Un sentiment, non pas de découragement, mais presque d'épouvante, vous a subitement envahi l'âme. Votre nombre qui, grâce à Dieu, est déjà bien grand, vous apparaissait soudainement comme disproportionné à l'immensité de l'entreprise ; ensuite, vous avez réfléchi qu'en vous unissant, l'effort de chacun de vous sera décuplé. Ainsi l'adage bien connu : « L'union fait la force », paraît avoir été bien compris par les dirigeants de votre association qui le mettent en application. L'union fait avant tout la force morale ; si l'union ne faisait que cela, ce serait déjà beaucoup ! Il suffit, en effet, de se représenter les conditions dans lesquelles vivent un instituteur, une institutrice, perdus dans l'isolement, sans rencontrer aucun soutien, aucune compréhension et quelquefois même aucune sympathie, pour pouvoir apprécier combien est opportune cette union d'entraide mutuelle. Nous voudrions mettre ici en évidence et avant tout le but spécifique de votre association : procurer et promouvoir la parfaite formation du maître en lui fournissant les moyens d'accomplir dans les meilleures conditions possibles sa pénible, mais grande et noble mission.

L'essentiel, dans cette formation, n'est pas tant l'ensemble plus ou moins abondant de connaissances, de procédés, de méthodes ingénieuses, que l'esprit. Quiconque veut faire triompher une cause, bonne ou mauvaise, vitale ou futile, est bien persuadé de la nécessité d'imprégner tous ses adeptes de l'esprit de cette cause. Le progrès de votre formation personnelle, intime, mais le plus possible complète et harmonieuse, tel doit donc être le premier but de votre association.

Idéal surnaturel.

Puisque l'éducation ne peut être vraiment saine et féconde si l'on s'en tient et se limite au domaine de la simple honnêteté naturelle, votre idéal doit être, en outre, et il l'est en réalité, surnaturel. De là découle que, comme votre vie privée, votre activité professionnelle doit être surnaturelle dans toute sa plénitude pour pouvoir se répandre dans toutes les âmes qui vous sont confiées. Exquise beauté du maître, de la maîtresse, qui, dès le matin, se sont remplis de Dieu par la prière, par la méditation des choses divines, et qui se sont nourris de la chair de l'Agneau immaculé et, ainsi ardents, rayonnants, vont prendre en main ces intelligences et ces coeurs de petits baptisés auxquels ils communiquent paternellement et maternellement leurs richesses spirituelles ! C'est à tout cela que tendent admirablement vos retraites fermées de chaque année, vos exercices spirituels tous les deux mois, la sainte messe commune de chaque mois.

La valeur professionnelle.

Ainsi que Nous l'avons déjà dit, votre formation doit être complète ; il est donc opportun, ou plutôt il est indispensable que votre valeur professionnelle, pédagogique, justement parce que vous voulez vous rapprocher de la perfection même dans l'ordre surnaturel, soit éminente et suréminente, et que dans l'évolution ininterrompue des idées et des institutions, vous soyez comme on dit : à la page.
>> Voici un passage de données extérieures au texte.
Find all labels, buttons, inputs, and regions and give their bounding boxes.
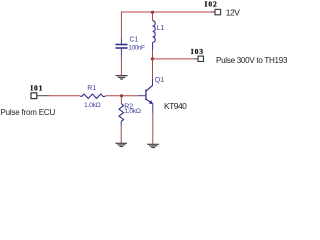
svg-text:12V: 12V: [226, 7, 240, 17]
wire R2 lower lead: [120, 122, 122, 143]
wire C1 upper lead: [120, 12, 122, 44]
svg-text:R1: R1: [87, 85, 96, 92]
wire top rail 12V: [121, 11, 215, 13]
wire emitter lead: [152, 104, 154, 144]
node junction base/R2: [120, 94, 123, 97]
svg-text:I01: I01: [30, 84, 43, 93]
wire to I03: [153, 58, 199, 60]
svg-text:Q1: Q1: [155, 77, 164, 84]
svg-text:1.0kΩ: 1.0kΩ: [124, 108, 141, 115]
svg-text:Pulse 300V to TH193: Pulse 300V to TH193: [216, 56, 288, 65]
transistor Q1: [145, 77, 164, 104]
wire I01 to R1: [49, 95, 80, 97]
svg-text:KT940: KT940: [164, 101, 187, 111]
svg-text:100nF: 100nF: [128, 45, 145, 52]
resistor R1: [80, 85, 106, 109]
ground under emitter: [147, 144, 159, 148]
ground under C1: [116, 75, 128, 80]
svg-text:I03: I03: [191, 47, 204, 56]
ground under R2: [116, 143, 128, 147]
capacitor C1: [116, 36, 145, 51]
svg-text:L1: L1: [157, 25, 165, 32]
node junction collector/I03: [151, 57, 154, 60]
wire I01 stub: [37, 95, 49, 97]
terminal I03: [191, 47, 204, 61]
wire R2 upper lead: [120, 96, 122, 104]
svg-text:Pulse from ECU: Pulse from ECU: [1, 108, 56, 117]
wire L1 to collector node: [152, 50, 154, 59]
wire C1 lower lead: [120, 49, 122, 75]
svg-text:C1: C1: [130, 36, 139, 43]
svg-text:1.0kΩ: 1.0kΩ: [84, 102, 101, 109]
resistor R2: [119, 104, 141, 122]
inductor L1: [153, 12, 165, 50]
wire R1 to base: [106, 95, 146, 97]
terminal I01: [30, 84, 43, 99]
svg-text:I02: I02: [205, 0, 218, 9]
terminal I02: [205, 0, 221, 15]
node junction on top rail: [151, 11, 154, 14]
wire collector lead: [152, 59, 154, 86]
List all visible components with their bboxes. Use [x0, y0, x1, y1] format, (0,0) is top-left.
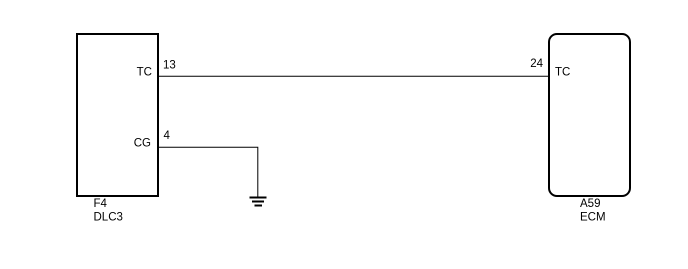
svg-text:13: 13 [163, 60, 176, 72]
svg-text:DLC3: DLC3 [94, 212, 123, 224]
svg-text:TC: TC [137, 67, 152, 79]
svg-text:TC: TC [555, 67, 570, 79]
svg-text:4: 4 [164, 130, 171, 142]
svg-text:A59: A59 [580, 198, 600, 210]
svg-text:ECM: ECM [580, 212, 606, 224]
svg-text:F4: F4 [94, 198, 108, 210]
svg-text:24: 24 [530, 58, 543, 70]
svg-text:CG: CG [134, 138, 151, 150]
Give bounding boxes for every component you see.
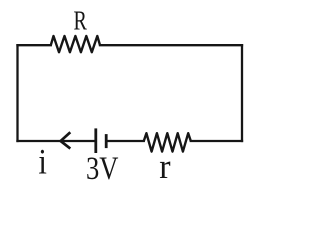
svg-text:i: i: [38, 142, 47, 182]
svg-text:r: r: [159, 147, 171, 186]
svg-text:R: R: [74, 5, 88, 36]
svg-text:3V: 3V: [86, 150, 119, 186]
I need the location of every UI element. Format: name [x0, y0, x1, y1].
Votre association pourvoit à cette nécessité par vos cours de culture religieuse, sociale, technique, par la préparation des jeunes maîtres aux divers concours, par vos réunions mensuelles, par votre revue périodique et vos bibliothèques. Elle étend sa sollicitude aux problèmes qui regardent l'école maternelle, les cours du soir et les élèves de l'école normale.

La législation scolaire.

Ce n'est pas tout. Vous devez exiger votre place au soleil et les moyens de vous y maintenir ; vous devez défendre, soutenir, revendiquer vos droits de maîtres catholiques et la possibilité de remplir vos obligations. Individuellement, isolément, vous ne pourriez, c'est évident, atteindre à ces buts ; aussi, agissez unis, par le moyen de votre association. Elle se propose, particulièrement en ce temps de réorganisation universelle, d'exercer une action individuelle et sociale en vue d'une législation scolaire qui respecte les principes de la doctrine catholique, action d'autant plus légitime en Italie que cette importante question s'y trouve réglée en vertu d'un concordat solennel entre le Saint-Siège et l'Etat italien.

Le syndicat.

Enfin, vous devez songer à assurer aux maîtres et aux maîtresses une condition de vie conforme à leurs besoins et à la dignité de leurs fonctions. Nous avons déjà plus d'une fois parlé du syndicat unique auquel adhèrent en Italie les catholiques eux-mêmes et des conditions requises pour être membre de cette institution. Du moment donc que vous êtes entrés dans ce syndicat, vous ne vous contenterez pas de vous laisser porter passivement par le courant qui de nos jours englobe toutes les activités professionnelles et sociales. Il sera donc de votre devoir d'acquérir cette compétence spéciale qui vous permettra, au sein du syndicat, de dire votre mot autorisé dans toutes les questions qui s'y traitent, de faire valoir votre influence pour la défense des principes religieux et moraux professés par l'Eglise, de collaborer en parfaite loyauté avec vos collègues en tout ce qui est bon ou tout au moins non illicite, et, sur les autres points, de les amener à une compréhension plus chrétienne, non pas seulement de l'oeuvre de l'enseignement et de l'éducation, mais encore des intérêts communs de votre classe.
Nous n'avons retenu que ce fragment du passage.